Intelligent fault diagnosis and protection strategy for flexible HVDC transmission systems

Sep 2026 · International Conference on Intelligent Transportation Systems and Automation Control · Vol 14368, pp. 1436829 - 1436829-9 · 0 citations · 15 references
Engineering

Abstract

Flexible high-voltage direct current (HVDC) transmission based on voltage-source converters (VSCs) and modular multilevel converters (MMCs) is becoming a critical interface for renewable-energy delivery, port and rail energy facilities, and high-power charging infrastructure. From an automation-control perspective, the protection layer must convert synchronized measurements into selective control commands within only a few milliseconds while avoiding misoperation under noise, high fault resistance, and communication latency. This paper proposes a dual-domain attention diagnosis and adaptive protection logic (DDA-APL) framework for flexible HVDC systems. The method fuses optical current/voltage measurements, traveling-wave features, pole voltage/current transients, and converter-state variables. A one-dimensional convolutional network extracts steep-front fault components, a gated temporal convolution layer preserves short-window dynamics, and a self-attention module assigns adaptive weights to informative channels. A multitask head outputs the fault category, line zone, distance estimate, and protection confidence. These outputs drive an action-scoring controller that coordinates selective direct-current (DC) circuit-breaker tripping, converter blocking, current-limiter insertion, and submodule bypass while retaining a deterministic backup path.
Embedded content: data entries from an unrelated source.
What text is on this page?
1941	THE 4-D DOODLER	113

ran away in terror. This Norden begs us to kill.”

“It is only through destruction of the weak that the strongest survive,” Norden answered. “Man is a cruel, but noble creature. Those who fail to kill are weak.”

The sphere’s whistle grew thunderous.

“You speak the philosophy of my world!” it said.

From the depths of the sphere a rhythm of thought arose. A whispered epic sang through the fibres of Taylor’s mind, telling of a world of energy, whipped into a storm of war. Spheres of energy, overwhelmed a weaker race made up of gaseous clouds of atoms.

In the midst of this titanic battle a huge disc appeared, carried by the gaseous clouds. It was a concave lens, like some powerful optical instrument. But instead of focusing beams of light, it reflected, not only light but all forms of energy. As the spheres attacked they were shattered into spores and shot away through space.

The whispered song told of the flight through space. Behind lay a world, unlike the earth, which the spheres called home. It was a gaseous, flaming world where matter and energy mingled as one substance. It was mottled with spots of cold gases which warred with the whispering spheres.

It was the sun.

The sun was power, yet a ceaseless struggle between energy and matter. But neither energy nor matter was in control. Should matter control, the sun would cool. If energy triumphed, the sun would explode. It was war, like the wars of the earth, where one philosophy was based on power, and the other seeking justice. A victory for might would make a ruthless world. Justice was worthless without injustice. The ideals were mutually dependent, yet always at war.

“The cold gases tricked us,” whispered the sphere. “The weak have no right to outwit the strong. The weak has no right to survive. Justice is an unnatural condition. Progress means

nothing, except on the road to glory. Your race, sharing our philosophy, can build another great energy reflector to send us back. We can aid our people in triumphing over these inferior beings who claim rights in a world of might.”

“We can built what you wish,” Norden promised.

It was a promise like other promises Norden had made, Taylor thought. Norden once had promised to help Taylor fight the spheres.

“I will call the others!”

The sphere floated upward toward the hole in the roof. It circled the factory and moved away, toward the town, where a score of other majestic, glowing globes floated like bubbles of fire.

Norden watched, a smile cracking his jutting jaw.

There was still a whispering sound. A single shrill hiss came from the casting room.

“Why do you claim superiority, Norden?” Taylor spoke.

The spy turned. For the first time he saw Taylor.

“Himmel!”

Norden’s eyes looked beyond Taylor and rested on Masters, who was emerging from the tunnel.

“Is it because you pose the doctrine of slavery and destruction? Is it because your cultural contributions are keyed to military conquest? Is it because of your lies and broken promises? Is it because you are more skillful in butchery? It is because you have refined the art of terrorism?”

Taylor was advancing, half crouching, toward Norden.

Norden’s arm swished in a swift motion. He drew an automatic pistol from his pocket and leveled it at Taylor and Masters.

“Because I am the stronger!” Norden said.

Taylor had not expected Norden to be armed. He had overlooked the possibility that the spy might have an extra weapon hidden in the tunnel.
A ±500kV, 1000 MW MMC-based HVDC benchmark was built in electromagnetic transient simulation, and 7200 cases were generated across fault types, locations, resistances, noise levels, and operation modes. The proposed method achieved 99.2% classification accuracy, a 0.72km mean location error, and a 1.38ms median protection decision time, outperforming the traveling-wave threshold, support vector machine (SVM), random forest, and convolutional neural network-long short-term memory (CNN-LSTM) baselines. The results demonstrate that the closed-loop integration of intelligent diagnosis and protection constraints improves sensitivity, security, and autonomous control performance in converter-station protection.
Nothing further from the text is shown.